Quality of care also varies widely across counties, and even among plans serving the same county. For example, 83% of infants and toddlers in Orange County’s CalOPTIMA health plan received a pediatrician-recommended developmental screening, whereas health plans in several counties, including most northern counties, screened fewer than 10% of their infants and toddlers. And one plan serving Los Angeles County screened two-thirds of infants and toddlers, while the other screened fewer than one-fifth.
But plans are paid based how many children they cover, not on whether those children get the care they need. So California taxpayers paid managed care plans between $4 billion and $5 billion to provide care for all the kids they insure, while the data clearly shows they aren’t coming anywhere close.
Fortunately, the current contracts are expiring, and Newsom administration officials are taking preliminary steps to begin the next round of contract negotiations. This opens a critical window for action to reform managed care payment and contracting policy, eliminate barriers to care, and improve health outcomes for children.
Contract and payment reform must begin by translating the contractual guarantee of pediatric preventive care into a guaranteed resource commitment.

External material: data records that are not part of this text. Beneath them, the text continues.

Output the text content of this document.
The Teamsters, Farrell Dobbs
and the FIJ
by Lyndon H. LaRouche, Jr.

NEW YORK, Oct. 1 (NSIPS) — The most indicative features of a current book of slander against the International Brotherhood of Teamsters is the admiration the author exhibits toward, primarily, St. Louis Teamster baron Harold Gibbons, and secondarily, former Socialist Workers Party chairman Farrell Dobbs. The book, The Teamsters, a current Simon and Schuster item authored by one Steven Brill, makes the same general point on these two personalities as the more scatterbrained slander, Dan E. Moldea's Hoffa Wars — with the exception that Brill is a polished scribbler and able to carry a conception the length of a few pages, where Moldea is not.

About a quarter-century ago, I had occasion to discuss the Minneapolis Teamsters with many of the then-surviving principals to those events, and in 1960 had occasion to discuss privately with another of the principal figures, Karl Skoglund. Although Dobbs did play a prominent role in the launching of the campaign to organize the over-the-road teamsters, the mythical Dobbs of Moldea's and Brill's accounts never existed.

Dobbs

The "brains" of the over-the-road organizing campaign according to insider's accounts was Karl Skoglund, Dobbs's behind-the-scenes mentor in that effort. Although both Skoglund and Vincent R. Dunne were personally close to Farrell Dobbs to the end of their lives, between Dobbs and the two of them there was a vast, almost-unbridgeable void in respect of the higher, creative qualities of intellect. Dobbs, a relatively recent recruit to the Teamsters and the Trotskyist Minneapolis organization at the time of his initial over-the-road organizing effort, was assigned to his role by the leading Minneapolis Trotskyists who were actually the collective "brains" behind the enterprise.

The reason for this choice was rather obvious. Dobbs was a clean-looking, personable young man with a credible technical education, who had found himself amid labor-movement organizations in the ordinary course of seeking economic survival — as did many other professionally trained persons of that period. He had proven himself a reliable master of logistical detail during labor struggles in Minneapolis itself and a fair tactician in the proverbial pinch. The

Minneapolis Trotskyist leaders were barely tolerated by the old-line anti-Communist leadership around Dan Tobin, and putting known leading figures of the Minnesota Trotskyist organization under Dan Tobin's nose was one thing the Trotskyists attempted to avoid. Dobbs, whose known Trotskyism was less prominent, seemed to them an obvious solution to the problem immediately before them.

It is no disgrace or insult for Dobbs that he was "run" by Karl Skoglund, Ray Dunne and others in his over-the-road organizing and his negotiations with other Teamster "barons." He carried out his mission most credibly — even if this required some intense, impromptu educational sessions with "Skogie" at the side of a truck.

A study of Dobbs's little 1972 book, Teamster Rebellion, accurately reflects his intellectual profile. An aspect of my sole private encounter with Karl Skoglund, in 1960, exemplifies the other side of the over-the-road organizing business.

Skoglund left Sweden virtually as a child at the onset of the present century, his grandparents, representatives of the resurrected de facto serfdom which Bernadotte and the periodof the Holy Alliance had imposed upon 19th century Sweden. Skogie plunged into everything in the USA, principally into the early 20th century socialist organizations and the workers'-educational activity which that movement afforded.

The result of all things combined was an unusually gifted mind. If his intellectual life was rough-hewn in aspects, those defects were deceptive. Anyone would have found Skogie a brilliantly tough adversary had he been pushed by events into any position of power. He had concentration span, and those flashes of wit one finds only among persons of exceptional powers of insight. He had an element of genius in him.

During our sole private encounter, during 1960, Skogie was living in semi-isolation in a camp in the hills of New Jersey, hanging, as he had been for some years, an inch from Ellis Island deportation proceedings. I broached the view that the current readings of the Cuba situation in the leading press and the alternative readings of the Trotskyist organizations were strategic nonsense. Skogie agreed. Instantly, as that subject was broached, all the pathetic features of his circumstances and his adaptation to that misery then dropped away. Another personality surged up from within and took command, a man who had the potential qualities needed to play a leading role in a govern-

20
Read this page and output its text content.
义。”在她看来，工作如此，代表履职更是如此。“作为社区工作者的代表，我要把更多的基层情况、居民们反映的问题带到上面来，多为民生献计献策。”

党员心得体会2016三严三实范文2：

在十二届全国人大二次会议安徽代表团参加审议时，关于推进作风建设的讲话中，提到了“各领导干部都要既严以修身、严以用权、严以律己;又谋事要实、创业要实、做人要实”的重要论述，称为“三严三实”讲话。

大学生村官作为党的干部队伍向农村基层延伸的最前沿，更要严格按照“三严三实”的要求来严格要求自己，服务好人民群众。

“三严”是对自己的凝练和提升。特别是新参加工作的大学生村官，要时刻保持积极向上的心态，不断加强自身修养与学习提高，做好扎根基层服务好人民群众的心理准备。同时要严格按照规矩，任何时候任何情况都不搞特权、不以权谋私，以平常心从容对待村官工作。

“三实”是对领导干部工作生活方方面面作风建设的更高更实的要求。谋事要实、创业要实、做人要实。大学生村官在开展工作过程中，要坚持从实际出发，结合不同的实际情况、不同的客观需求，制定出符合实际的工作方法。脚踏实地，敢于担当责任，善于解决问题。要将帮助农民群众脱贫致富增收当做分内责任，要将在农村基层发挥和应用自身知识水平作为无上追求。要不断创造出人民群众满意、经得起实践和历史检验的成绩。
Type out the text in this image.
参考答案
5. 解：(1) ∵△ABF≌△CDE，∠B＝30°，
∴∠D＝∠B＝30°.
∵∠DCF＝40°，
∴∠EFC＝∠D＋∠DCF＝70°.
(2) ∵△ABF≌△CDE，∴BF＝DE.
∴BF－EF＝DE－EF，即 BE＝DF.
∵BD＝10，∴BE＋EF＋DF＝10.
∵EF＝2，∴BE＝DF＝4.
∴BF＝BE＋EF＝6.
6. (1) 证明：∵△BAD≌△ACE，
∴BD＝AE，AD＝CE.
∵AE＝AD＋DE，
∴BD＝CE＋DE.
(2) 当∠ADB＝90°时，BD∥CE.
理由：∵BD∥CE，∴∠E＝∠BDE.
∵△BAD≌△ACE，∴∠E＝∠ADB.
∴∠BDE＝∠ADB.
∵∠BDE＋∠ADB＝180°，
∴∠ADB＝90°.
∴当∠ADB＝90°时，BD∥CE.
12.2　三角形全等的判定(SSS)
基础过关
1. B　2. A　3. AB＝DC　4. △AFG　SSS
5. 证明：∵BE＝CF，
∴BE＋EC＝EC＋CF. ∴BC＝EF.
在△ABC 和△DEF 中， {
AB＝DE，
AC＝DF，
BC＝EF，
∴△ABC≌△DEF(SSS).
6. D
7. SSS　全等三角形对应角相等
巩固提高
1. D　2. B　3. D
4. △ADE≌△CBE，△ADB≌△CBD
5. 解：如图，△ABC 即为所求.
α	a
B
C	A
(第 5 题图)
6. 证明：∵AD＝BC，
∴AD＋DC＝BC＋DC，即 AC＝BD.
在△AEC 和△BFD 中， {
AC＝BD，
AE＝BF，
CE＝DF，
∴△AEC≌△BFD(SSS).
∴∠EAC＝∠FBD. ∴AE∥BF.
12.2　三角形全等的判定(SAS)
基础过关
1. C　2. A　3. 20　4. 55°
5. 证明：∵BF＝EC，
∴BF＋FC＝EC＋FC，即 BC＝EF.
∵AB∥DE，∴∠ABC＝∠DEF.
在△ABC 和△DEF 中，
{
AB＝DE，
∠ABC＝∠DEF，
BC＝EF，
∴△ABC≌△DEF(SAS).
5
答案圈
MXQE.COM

Today, payments are based on the costs of providing care, but plans aren’t required to actually spend that money on care.
Policymakers should work with plans and providers to determine the minimum per-child cost of pediatrician-recommended preventive care. And plans should be required to spend no less than that on care for every child.
Most importantly, reform should base plans’ pay on their performance. Contracts should fund care coordination, so plans have incentives to help parents and providers spot and close gaps in children’s preventive care. And contracts should provide incentive payments when plans improve health outcomes or reduce health disparities for kids.
Finally, reform should hold plans accountable – with meaningful monetary consequences when plans fall below minimum performance standards.
When it comes to children’s health, California’s Medi-Cal contract and payment system is broken. Gov. Gavin Newsom has a once-in-a-childhood opportunity to fix it, by championing real reform. The health of our children and billions of taxpayer dollars are on the line, and the time for leadership is now.